Pfaltzgraff Love: Tips to Complete Your Dinnerware Collection

Detail Valley View Pfaltzgraff dinnerware

Pfaltzgraff china Valley ViewPfaltzgraff china fans are passionate. They love their dinnerware patterns. Dish lovers of all kinds understand when Pfaltzgraff owners change out their kitchen cabinets, bringing in their spring, summer, fall or winter china patterns when the season change, like the rest of us ordinary folks change our clothes closets.

Dishies understand, too, about owning several sets of china.

Some Pfaltzgraff lovers have decorated their kitchens with their special patterns, right down to the rugs, the breadbox and the light switch plates.

People who enjoy Pfaltzgraff appreciate the classic patterns and sturdy manufacture of the stoneware.

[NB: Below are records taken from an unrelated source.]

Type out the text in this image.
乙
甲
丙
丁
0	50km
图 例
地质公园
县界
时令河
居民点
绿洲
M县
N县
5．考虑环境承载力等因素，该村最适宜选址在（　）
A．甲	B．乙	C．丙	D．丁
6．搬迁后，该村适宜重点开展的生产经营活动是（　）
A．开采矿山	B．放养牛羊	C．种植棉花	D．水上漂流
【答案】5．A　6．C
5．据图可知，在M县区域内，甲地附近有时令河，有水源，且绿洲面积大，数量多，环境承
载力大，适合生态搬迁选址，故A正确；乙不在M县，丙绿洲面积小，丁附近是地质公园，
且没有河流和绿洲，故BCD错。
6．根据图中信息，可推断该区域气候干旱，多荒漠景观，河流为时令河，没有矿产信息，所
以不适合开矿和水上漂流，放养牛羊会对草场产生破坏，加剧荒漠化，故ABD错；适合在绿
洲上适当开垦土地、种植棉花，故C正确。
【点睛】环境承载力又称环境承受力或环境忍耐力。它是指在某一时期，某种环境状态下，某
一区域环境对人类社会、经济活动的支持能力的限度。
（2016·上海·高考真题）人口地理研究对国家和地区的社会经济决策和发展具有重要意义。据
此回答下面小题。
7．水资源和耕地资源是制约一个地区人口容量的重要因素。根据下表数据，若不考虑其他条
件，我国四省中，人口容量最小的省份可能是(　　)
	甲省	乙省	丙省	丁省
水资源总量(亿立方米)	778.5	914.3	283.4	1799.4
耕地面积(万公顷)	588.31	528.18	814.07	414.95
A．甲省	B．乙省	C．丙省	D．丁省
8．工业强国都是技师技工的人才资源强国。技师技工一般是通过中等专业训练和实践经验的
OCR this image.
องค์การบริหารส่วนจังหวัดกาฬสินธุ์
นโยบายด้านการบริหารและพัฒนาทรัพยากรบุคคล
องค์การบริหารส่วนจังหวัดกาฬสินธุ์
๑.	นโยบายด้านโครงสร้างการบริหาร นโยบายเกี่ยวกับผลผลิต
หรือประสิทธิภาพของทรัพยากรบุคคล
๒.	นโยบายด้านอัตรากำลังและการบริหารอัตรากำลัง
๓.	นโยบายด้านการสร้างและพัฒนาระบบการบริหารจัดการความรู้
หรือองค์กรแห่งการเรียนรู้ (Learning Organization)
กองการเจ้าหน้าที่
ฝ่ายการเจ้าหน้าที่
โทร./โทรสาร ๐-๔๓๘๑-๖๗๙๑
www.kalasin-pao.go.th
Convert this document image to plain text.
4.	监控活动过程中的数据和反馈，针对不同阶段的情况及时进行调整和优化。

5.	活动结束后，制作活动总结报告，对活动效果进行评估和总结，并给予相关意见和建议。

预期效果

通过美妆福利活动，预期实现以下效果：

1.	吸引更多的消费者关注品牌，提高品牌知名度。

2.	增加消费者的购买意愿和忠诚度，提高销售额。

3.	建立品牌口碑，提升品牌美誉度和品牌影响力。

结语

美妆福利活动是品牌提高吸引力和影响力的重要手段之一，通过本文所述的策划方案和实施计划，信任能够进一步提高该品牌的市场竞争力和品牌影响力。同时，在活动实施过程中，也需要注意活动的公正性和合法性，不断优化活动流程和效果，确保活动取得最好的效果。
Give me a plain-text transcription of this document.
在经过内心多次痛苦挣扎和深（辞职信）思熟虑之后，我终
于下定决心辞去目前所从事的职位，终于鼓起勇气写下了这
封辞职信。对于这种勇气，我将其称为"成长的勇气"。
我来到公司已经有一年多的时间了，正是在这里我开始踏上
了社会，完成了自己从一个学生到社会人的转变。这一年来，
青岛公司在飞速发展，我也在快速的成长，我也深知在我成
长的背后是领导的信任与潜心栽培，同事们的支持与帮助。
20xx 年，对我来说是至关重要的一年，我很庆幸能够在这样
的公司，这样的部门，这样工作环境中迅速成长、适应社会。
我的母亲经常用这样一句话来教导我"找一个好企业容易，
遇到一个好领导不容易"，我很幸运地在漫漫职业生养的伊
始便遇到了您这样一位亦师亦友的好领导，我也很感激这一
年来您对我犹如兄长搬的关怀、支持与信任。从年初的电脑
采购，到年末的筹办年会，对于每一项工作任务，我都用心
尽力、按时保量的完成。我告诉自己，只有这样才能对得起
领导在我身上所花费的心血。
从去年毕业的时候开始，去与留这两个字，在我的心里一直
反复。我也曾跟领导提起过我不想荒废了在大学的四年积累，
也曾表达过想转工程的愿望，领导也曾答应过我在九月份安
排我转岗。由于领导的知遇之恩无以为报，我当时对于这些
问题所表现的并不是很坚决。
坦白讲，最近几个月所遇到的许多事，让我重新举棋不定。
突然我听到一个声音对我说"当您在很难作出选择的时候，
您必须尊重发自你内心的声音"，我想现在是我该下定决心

This china was American made for many years, and there are collectors seeking out the ware from around 1990 and earlier, similar to those who seek out the older Fiesta by Homer Laughlin.

In popular patterns like Yorktown, Tea Rose, Heritage and Winterberry, Pfaltzgraff has made hundreds of different accessory pieces over the years to go with the dinnerware, including flatware, storage canisters, cookware, plastic ware and other accessories.

Yes, even rugs, wallpaper borders and switch plates.

However, if you own some of the less popular, discontinued stoneware patterns like Valley View or Mountain Shadow, or the fine china in patterns like Yuletide or Secrets that were made briefly in the late 1980s or early 1990s, then you have your work cut out for you to complete or add to your table settings.

How can you find more of your cherished china?

  • Internet-based retail outlets are a great place to look (like us!). A Google search on Pfaltzgraff and the pattern name should bring you listings on eBay, Bonanzle and many other web-based retail outlets.
  • Some websites have Want It Now or registries, where you can sign up for email notification when more of your discontinued dinnerware pattern arrives.
  • Websites can also help you connect with locally available stock. Classifieds ads on newspaper websites or on CraigsList allow people to advertise items they have for sale. Sellers may not want to ship china, and someone in your area may have exactly what you’re looking for.
  • People who want to downsize and give away china they’re not longer using may post on FreeCycle, a network of free online membership groups that you can subscribe to, based on where you live. These groups are available in many metropolitan areas, and can also be found by a Google search using terms FreeCycle and your city name.
  • Traditional, local sources like thrift stores, rummage and garage sales, are also a good source, if you have time and a pair of sturdy walking shoes. The biggest danger here may be the other tempting wares you’ll find along the way.

No matter which Pfaltzgraff patterns you enjoy, there’s nothing so satisfying as finding those last two dinner plates, fruit bowls, or the stove top salt and pepper shakers you’ve been needing to complete your set.